FEATURE
For three months now the Kaombo Norte has been anchored off the northern coast of Angola and has recently begun to pump up crude oil secreted in the depths below.
The arrival of the platform ship, which belongs to French oil giant Total, has been a timely lifeline for the Angolan government.
Angola was badly hit by the oil-price plunge in 2014. But sub-Saharan Africa’s second-largest oil producer is hoping the project will mark a return to viability for the industry that has dictated Angola’s fortunes for the past decade.
The Kaombo Norte platform is an impressive feat when seen from the helicopter that shuttles the army of engineers and experts to and from the project.
More than 300 metres long, the floating production storage vessel is a converted tanker refitted with a maze of pipes and crude processing tanks.
Two million barrels can be stored onboard and a tanker calls roughly once a week to collect the precious cargo before delivering it around the world.

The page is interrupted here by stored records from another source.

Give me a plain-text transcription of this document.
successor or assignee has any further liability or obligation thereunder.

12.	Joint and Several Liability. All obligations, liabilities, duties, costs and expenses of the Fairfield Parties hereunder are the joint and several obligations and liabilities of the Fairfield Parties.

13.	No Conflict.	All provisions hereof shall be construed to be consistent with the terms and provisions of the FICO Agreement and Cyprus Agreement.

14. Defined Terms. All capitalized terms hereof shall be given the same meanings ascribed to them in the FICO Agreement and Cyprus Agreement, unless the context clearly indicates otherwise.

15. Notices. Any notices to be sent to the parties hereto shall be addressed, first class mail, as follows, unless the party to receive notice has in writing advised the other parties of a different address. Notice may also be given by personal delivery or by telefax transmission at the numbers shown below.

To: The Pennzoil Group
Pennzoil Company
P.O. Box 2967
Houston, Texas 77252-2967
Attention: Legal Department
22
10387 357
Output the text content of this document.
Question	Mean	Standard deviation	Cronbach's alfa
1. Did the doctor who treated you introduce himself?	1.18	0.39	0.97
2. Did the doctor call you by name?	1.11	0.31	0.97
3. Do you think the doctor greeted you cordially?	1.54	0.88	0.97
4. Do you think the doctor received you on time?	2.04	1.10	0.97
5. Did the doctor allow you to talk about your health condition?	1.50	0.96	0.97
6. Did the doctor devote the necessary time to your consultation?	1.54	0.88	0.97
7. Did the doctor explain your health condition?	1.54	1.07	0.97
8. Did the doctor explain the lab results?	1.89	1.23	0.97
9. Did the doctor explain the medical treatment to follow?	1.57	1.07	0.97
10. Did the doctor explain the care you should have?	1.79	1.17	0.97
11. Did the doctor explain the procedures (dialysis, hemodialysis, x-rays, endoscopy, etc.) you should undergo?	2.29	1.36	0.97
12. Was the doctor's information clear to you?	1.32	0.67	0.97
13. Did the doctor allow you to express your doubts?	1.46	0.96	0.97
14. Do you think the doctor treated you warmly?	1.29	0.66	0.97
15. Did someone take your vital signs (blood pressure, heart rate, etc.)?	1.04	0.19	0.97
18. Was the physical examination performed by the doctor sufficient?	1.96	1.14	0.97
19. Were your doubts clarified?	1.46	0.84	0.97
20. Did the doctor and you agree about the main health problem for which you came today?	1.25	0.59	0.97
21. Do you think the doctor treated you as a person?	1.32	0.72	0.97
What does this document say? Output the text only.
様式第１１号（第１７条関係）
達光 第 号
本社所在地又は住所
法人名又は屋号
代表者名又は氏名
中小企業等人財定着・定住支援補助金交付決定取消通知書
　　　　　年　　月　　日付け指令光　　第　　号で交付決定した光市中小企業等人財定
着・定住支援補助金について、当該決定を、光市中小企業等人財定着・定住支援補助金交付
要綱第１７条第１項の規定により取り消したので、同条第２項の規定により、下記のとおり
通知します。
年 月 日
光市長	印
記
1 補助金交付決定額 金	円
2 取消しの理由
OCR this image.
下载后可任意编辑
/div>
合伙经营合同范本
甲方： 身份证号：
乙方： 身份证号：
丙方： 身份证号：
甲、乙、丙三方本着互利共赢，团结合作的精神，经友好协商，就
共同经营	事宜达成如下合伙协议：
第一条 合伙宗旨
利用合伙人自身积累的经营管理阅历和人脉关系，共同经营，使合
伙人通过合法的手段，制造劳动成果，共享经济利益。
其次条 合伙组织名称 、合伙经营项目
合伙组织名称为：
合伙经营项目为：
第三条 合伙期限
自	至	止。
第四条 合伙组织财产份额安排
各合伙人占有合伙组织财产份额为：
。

Nearby sits a tower marking the top of the 2,000-metre pipe that draws the crude deposits below into the heart of the ship.
“It’s fixed to the bottom and is positioned on a very particular bearing that allows the ship to move 360 degrees depending on the wind and the current,” said Total’s project manager Cyril de Coatpont.
“It’s watchmaking on an industrial scale — and one of the technical achievements of this project.”
A 300 kilometre-long network of pipes, a world record, was built below the water’s surface to link together the six oil reservoirs.
– ‘An economic miracle’? –
It spreads out over 800 square kilometres — the same surface area as Paris.
Kaombo Norte will be joined in mid-2019 by its sister ship, Kaombo Sul.
Together they will pump 230,000 barrels a day — 15 percent of Angola’s current production level from estimated reserves of 660 million barrels.
The cost of the project, Angola’s largest ever investment in offshore, is $16-billion.
For Total, the largest foreign oil company active in Angola where it is responsible for 40 percent of output with 600,000 barrels a day, this is the price of maintaining production levels.
“There is a positive dynamic with the heightened petrol price and the desire of the Angolan government to back the industry, which is welcome,” Total chief executive Patrick Pouyanne told journalists.